Tuesday, June 26, 2007

HTTP Client Handshake Characterization

Continuing in the "what's the latency on my DSL connection" theme (see outbound DNS and incoming SMTP posts), we finally get to looking at outbound HTTP connection latency.

I expected this sample to be the best of the lot for two reasons. First, these servers are self selected by members of my household and therefore have some kind of inherent locality to me. Second, web hosting implies a certain amount of infrastructure and expenditure that the other samples would not necessarily exhibit.

Let's face it - there is more than one Internet delivery system and if you will pay more you get a higher class of service (whether that be uncongested links, content distribution, etc.. etc..) and webhosting correlates with folks paying that tariff in a way that SMTP clients do not.

My expectations held up. The numbers actually perform even better than expected.

The sample:

  • 13,282 handshakes
  • 708 unique servers
  • 750 MB of HTTP data
  • 12.5 days
Here is the data, ranging from 25ms at the best, a median impressively at 48ms, and the worst case is 1.5 minutes. TCP's exponential backoff kicks in based on hardcoded multi second timers really obviously around the 99th percentile, resulting in some extreme outliers.

best - 25
10 - 35
20 - 38
30 - 40
40 - 43
50 - 48
60 - 52
70 - 61
80 - 101
90 - 116
worst - 93112 (1.5 mins)
The mean is 143 (thanks to some really big outliers due to exponential backoff of hardcoded 3 second timers), here the median is much more representative. A full 79 percent of handshakes are completed in a RTT of 100ms or less. More impressively, 70 percent were 61 ms or faster - which is certainly fast enough for most applications.

These positive results, combined with the slower DNS and SMTP client numbers show us that the client/server model of the web is provisioned much more effectively than any given link in a real peer to peer setup. This certainly shouldn't be a surprise, but it does give the lie to any an diagram of the 'net that uses unweighted edges.

This is my last post on latency from my little spot on the grid. I promise.

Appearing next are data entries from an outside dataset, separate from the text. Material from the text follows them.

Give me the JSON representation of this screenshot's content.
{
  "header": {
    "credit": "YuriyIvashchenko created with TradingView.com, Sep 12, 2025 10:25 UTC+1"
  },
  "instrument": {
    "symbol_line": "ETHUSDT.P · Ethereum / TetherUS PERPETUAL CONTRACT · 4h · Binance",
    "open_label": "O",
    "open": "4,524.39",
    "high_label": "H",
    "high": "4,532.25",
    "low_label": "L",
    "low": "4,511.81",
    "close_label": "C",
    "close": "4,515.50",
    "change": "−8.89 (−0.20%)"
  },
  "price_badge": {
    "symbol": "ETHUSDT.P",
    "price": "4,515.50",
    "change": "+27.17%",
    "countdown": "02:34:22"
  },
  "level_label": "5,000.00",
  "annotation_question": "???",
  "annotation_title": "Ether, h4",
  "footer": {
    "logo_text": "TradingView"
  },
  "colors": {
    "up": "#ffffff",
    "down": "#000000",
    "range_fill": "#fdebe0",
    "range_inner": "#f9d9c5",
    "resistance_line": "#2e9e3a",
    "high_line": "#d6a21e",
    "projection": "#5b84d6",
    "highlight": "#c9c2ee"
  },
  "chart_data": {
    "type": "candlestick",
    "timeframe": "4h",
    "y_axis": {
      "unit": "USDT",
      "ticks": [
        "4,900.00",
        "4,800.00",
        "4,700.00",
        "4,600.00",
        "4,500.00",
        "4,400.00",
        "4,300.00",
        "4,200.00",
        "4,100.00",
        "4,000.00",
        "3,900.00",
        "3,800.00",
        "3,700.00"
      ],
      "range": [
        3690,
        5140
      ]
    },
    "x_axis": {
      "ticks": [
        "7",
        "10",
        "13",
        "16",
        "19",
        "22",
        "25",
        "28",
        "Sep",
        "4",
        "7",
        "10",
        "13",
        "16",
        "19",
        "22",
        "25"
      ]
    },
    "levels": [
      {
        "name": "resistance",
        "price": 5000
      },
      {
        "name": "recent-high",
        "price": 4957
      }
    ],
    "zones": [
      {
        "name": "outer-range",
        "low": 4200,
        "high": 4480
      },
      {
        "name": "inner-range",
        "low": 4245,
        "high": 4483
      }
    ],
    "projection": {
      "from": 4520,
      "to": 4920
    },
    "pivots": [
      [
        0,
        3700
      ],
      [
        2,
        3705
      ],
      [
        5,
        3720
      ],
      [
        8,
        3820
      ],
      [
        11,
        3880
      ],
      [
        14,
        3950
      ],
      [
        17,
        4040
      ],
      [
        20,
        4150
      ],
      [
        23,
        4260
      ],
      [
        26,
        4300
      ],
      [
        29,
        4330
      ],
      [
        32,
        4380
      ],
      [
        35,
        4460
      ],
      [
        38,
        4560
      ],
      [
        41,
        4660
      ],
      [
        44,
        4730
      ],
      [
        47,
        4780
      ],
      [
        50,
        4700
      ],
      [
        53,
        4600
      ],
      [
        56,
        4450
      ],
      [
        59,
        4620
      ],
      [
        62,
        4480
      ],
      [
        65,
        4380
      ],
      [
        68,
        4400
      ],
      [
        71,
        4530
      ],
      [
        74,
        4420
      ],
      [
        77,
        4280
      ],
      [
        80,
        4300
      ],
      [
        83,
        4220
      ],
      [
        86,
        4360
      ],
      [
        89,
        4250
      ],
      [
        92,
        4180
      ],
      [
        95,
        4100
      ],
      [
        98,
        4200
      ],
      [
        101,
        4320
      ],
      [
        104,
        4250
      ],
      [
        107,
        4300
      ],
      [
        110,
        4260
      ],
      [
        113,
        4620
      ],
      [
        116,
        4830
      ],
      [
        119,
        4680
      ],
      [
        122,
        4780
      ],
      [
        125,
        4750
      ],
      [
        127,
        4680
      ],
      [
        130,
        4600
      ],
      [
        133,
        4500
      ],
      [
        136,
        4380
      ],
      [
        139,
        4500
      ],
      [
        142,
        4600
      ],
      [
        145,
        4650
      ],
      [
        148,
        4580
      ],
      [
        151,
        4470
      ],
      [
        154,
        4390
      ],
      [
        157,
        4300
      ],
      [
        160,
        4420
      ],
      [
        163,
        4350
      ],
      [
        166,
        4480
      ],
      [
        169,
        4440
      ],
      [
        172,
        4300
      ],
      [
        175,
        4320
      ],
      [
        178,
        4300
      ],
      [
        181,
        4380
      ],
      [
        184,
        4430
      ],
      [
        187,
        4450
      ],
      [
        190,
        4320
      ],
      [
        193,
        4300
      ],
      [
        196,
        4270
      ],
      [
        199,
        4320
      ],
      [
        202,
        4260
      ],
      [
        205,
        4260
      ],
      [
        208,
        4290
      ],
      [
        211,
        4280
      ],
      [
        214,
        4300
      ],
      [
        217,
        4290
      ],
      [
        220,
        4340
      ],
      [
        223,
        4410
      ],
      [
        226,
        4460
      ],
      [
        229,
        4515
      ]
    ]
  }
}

On a related thought, Mark Nottingham has a great post dealing with support for various aspects of HTTP in network intermediaries. I like characterization studies so much because they provide real data about what to optimize for, Mark's post provides real data about what worry about in implementations.

Wednesday, June 20, 2007

More Characterization - DNS Latency

A little while back I posted about the incoming TCP handshake latencies on my boutique broadband mail server. In short, they were awful - 184ms median and 77% of all handshakes took more than 100ms. A few hypotheses were drawn:
  • A lot of my mail is spam. Much of the spam comes from botnet owned hosts on consumer internet connections. Because of this I am not so much measuring latency from my edge to core Internet services, but instead to other edges. If this is true, it actually has some interesting peer to peer insights.
  • Because we are likely dealing with "owned" botnets sending the spam, those hosts are distributed more uniformly across the world than the services I actually choose to use day to day which exhibit greater locality to my part of the world. Therefore I am getting real data, but maybe not data that is especially insightful to my day to day network usage.
  • My results may not be reflective of general edge connectivity, I might just have lousy service.
  • The handshake latency should be dominated by the network, but the application at the other end plays a role too. Owned spam generators may not be running up to commerical grade mail client standards generally expected of Internet infrastructure.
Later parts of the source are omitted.